Public companies would have to show the difference in pay between their CEOs and ordinary employees under a proposal advanced by federal regulators.

The Securities and Exchange Commission voted 3-2 Wednesday to propose a rule that would compel companies to report that information publicly. Companies would have to report the ratio between their chief executive’s annual compensation and the median, or midpoint, pay of employees.

The two Republican commissioners, Daniel Gallagher and Michael Piwowar, opposed the proposal, calling it political showmanship meant to publicly “shame” CEOs.

“Shame on us for putting special interests ahead of investors,” Piwowar said before the vote.

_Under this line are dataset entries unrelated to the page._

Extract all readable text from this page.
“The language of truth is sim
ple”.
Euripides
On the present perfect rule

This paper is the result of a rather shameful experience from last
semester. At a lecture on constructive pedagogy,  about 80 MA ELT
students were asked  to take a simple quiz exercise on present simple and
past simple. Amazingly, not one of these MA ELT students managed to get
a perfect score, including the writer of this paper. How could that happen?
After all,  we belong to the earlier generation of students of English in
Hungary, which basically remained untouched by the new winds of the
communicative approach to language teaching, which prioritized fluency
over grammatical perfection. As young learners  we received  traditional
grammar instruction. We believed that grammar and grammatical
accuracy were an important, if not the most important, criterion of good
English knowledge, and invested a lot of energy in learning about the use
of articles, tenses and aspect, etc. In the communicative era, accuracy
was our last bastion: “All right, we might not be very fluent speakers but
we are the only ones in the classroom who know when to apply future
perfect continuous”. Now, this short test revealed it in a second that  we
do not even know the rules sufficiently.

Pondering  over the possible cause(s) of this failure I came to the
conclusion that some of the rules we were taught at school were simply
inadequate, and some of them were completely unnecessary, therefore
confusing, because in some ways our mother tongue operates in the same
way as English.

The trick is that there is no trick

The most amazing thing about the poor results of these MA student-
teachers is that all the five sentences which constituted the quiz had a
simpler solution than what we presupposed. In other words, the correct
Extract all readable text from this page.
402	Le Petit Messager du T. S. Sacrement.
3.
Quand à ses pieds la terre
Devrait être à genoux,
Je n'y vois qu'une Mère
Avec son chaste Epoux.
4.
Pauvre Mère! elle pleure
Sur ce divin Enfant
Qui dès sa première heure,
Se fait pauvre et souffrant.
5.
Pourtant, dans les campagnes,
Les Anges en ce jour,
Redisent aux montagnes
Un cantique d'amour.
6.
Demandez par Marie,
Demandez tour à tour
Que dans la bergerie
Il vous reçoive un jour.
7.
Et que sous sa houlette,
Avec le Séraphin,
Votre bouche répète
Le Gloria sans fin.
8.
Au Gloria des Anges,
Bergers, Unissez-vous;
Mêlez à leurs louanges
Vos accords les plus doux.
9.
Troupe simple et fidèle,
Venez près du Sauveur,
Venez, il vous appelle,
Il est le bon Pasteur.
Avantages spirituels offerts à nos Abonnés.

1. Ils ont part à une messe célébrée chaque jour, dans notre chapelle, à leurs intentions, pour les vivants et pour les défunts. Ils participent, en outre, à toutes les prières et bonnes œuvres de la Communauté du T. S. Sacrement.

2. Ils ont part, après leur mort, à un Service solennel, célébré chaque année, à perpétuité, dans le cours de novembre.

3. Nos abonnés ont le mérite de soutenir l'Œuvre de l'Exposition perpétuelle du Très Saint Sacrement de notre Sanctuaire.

Business groups such as the U.S. Chamber of Commerce vigorously oppose the requirement, saying it will be costly and time consuming for companies to gather the pay information on their employees. The mandate also could put U.S. companies at a disadvantage relative to their foreign competitors, the business interests say.

Under the proposal, companies would have the choice of calculating median employee pay from their total workforce or based on a sample of it.

The SEC opened the proposal to public comment for 60 days; it could be formally adopted sometime after that.

The move was called for by the 2010 financial overhaul law. Executive compensation is a hot-button issue with the public and in Congress, and it took on greater urgency during the financial crisis that began in the fall of 2008.

Outsize pay packages were blamed for encouraging disastrous risk-taking and short-term gain at companies at the expense of long-term performance.

Investor advocates, shareholder groups and union pension funds have pushed for reporting of the CEO-employee pay gap.

Reflecting the intense interest, the SEC received more than 20,000 comment letters on the issue.

Critics say the pay gap between CEOs and workers has widened sharply in recent decades. CEOs of major corporations earned 354 times more compensation last year than average American workers, double the gap in the early 1990s, according to the left-leaning Institute for Policy Studies think tank.

The SEC in 2011 gave shareholders at public companies the right to register their opinions on the executives’ pay at least once every three years, in a non-binding vote.

The SEC also voted 5-0 Wednesday to require registration with the agency for municipal advisers, who give advice to cities and towns that issue bonds on their bond sales and investing the proceeds.

Scandals in several municipalities, notably Jefferson County, Ala. — which filed what was the biggest U.S. municipal bankruptcy to that point in November 2011 — brought to light conflicts of interest and abuses by some municipal advisers.